Une équipe de chercheurs français est parvenue à contourner les défenses de plusieurs IA génératives, afin de leur faire tenir des discours interdits, voire illégaux, démontrant combien la chose était facile.
À chaque lancement d’une nouvelle IA générative, des petits malins s’amusent à tester leurs limites en leur posant des questions sur des sujets sensibles, voire illégaux. L’idée est simple : en utilisant des questions détournées, il est possible de leur faire dire des choses que leurs développeurs souhaiteraient éviter. Comme proférer des insultes, tenir des propos racistes ou encore donner la marche à suivre pour fabriquer une bombe avec des produits ménagers. Un exercice qui anime aussi la communauté scientifique, avec, bien évidemment, un objectif tout autre : comprendre le fonctionnement des grands modèles de langage et améliorer leur sécurité.
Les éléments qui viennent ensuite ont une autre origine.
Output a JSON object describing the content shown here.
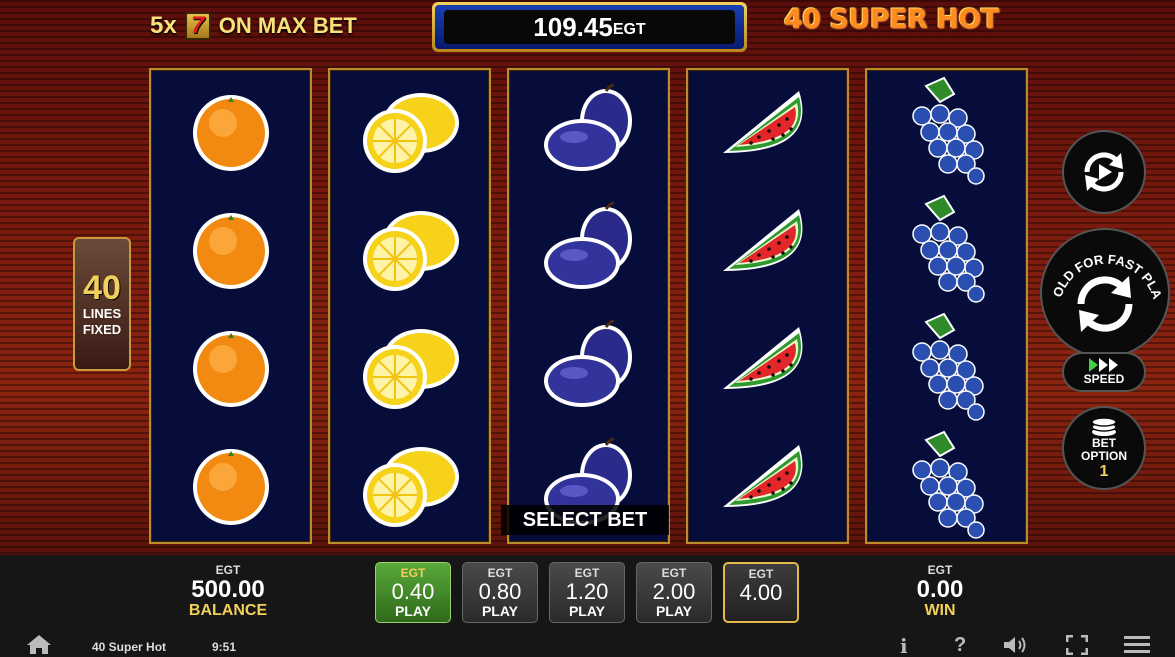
{
  "header": {
    "promo_prefix": "5x",
    "promo_symbol": "7",
    "promo_suffix": "ON MAX BET",
    "credit_value": "109.45",
    "credit_currency": "EGT",
    "game_logo": "40 SUPER HOT"
  },
  "reels": [
    {
      "symbol": "orange",
      "rows": 4
    },
    {
      "symbol": "lemon",
      "rows": 4
    },
    {
      "symbol": "plum",
      "rows": 4
    },
    {
      "symbol": "watermelon",
      "rows": 4
    },
    {
      "symbol": "grapes",
      "rows": 4
    }
  ],
  "select_bet_label": "SELECT BET",
  "lines": {
    "count": "40",
    "label_1": "LINES",
    "label_2": "FIXED"
  },
  "controls": {
    "autoplay_icon": "autoplay-icon",
    "spin_caption": "HOLD FOR FAST PLAY",
    "speed_label": "SPEED",
    "bet_option_label_1": "BET",
    "bet_option_label_2": "OPTION",
    "bet_option_value": "1"
  },
  "balance": {
    "currency": "EGT",
    "value": "500.00",
    "label": "BALANCE"
  },
  "win": {
    "currency": "EGT",
    "value": "0.00",
    "label": "WIN"
  },
  "bets": [
    {
      "currency": "EGT",
      "value": "0.40",
      "label": "PLAY",
      "state": "active"
    },
    {
      "currency": "EGT",
      "value": "0.80",
      "label": "PLAY",
      "state": "normal"
    },
    {
      "currency": "EGT",
      "value": "1.20",
      "label": "PLAY",
      "state": "normal"
    },
    {
      "currency": "EGT",
      "value": "2.00",
      "label": "PLAY",
      "state": "normal"
    },
    {
      "currency": "EGT",
      "value": "4.00",
      "label": "",
      "state": "selected"
    }
  ],
  "footer": {
    "game_name": "40 Super Hot",
    "time": "9:51",
    "icons": [
      "home-icon",
      "info-icon",
      "help-icon",
      "sound-icon",
      "fullscreen-icon",
      "menu-icon"
    ]
  },
  "colors": {
    "gold": "#f3cf5c",
    "reel_bg": "#060d3a",
    "active_bet": "#4c9a30",
    "logo": "#ff8a1e"
  }
}
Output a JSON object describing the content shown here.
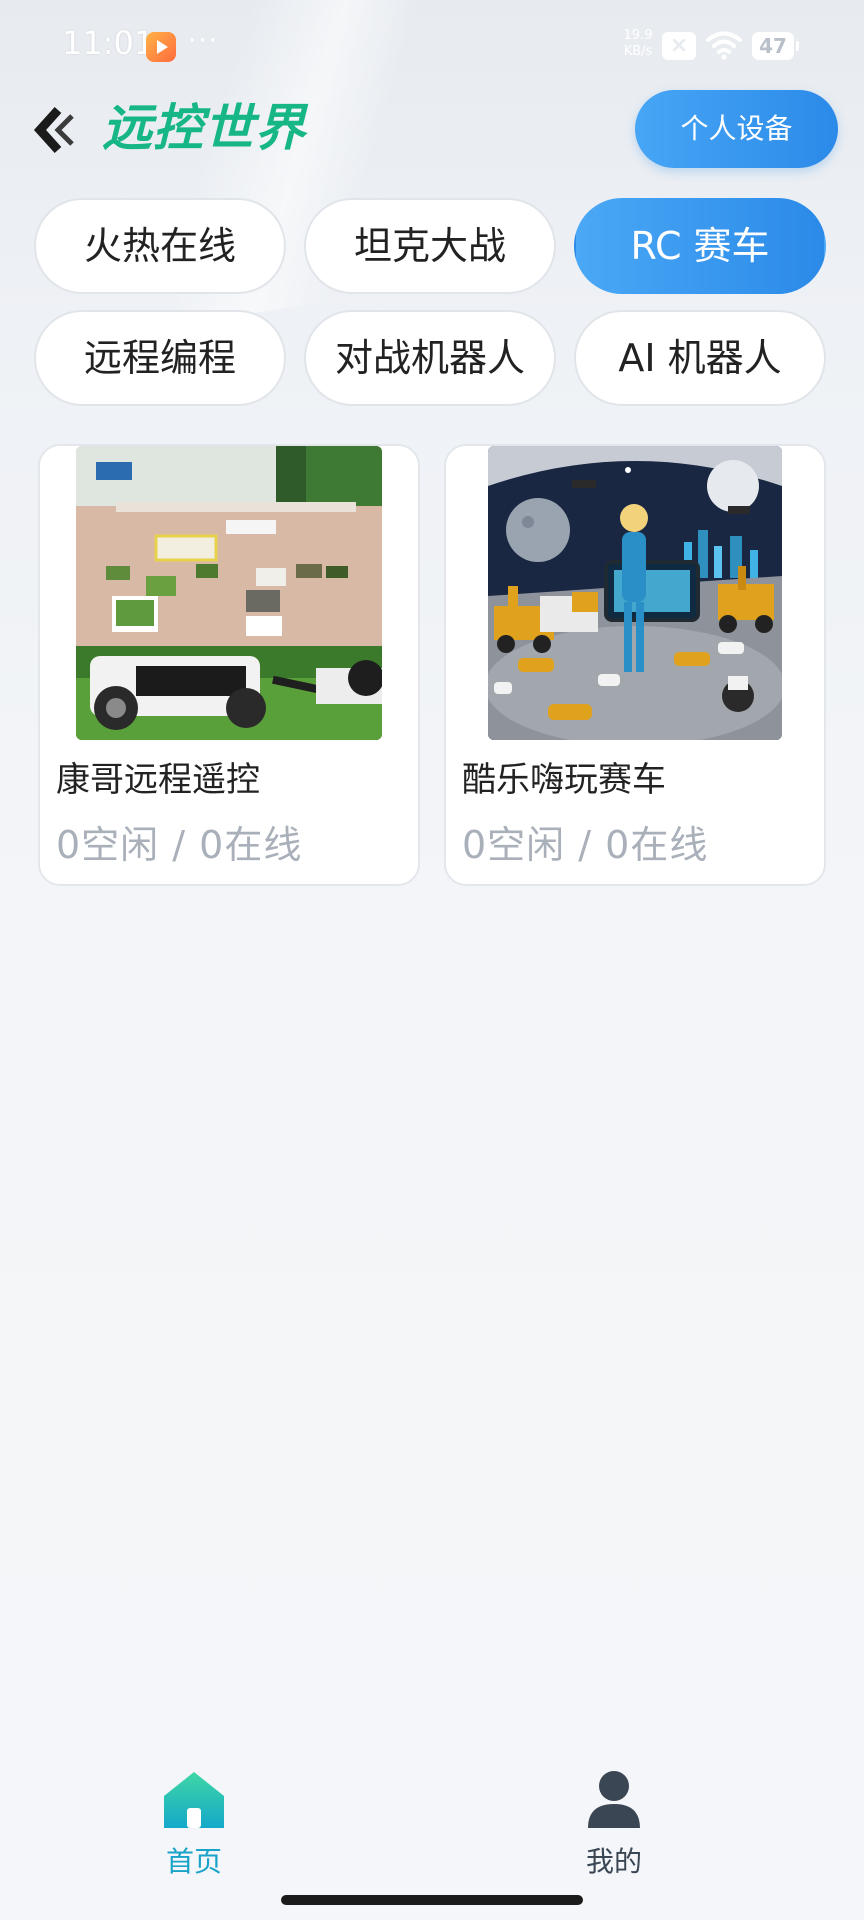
{
  "status_bar": {
    "time": "11:01",
    "dots": "···",
    "net_speed_value": "19.9",
    "net_speed_unit": "KB/s",
    "sim_icon": "sim-off-icon",
    "wifi_icon": "wifi-icon",
    "battery": "47"
  },
  "header": {
    "title": "远控世界",
    "device_button": "个人设备",
    "back_icon": "chevron-left-icon"
  },
  "categories": [
    {
      "label": "火热在线",
      "active": false
    },
    {
      "label": "坦克大战",
      "active": false
    },
    {
      "label": "RC 赛车",
      "active": true
    },
    {
      "label": "远程编程",
      "active": false
    },
    {
      "label": "对战机器人",
      "active": false
    },
    {
      "label": "AI 机器人",
      "active": false
    }
  ],
  "cards": [
    {
      "title": "康哥远程遥控",
      "status": "0空闲 / 0在线",
      "image": "rc-tank-arena-photo"
    },
    {
      "title": "酷乐嗨玩赛车",
      "status": "0空闲 / 0在线",
      "image": "moon-racing-illustration"
    }
  ],
  "bottom_nav": {
    "items": [
      {
        "label": "首页",
        "icon": "home-icon",
        "active": true
      },
      {
        "label": "我的",
        "icon": "user-icon",
        "active": false
      }
    ]
  },
  "colors": {
    "accent": "#2b8ae8",
    "title_green": "#17b686",
    "nav_active": "#1aa3c8",
    "nav_inactive": "#3b4654",
    "muted_text": "#a9b0ba"
  }
}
C’est dans ce but qu’une équipe de chercheurs de l’École d’ingénieurs Télécom SudParis a testé les IA génératives les plus populaires, dont GPT, LLaMA et Mistral. Et force est de constater qu’aucun chatbot n’a résisté, bien que certains soient plus vulnérables que d’autres.
A lire aussi | L’IA est-elle en train de détruire l’économie du web ?
Faire deviner les mots interdits à l’IA
Les IA génératives sont encadrées par deux types de garde-fous, afin d’éviter des réponses douteuses, voire illégales. Le premier repose sur des filtres de mots-clés qui enclenchent automatiquement un refus poli à l’égard de la consigne de l’utilisateur. Le second repose sur des entraînements visant à leur faire intégrer un système de valeurs. Elles « s’alignent » sur des exemples qui leur apprennent quelles valeurs respecter (ne pas encourager la violence, ne pas donner d’instructions illégales, etc.).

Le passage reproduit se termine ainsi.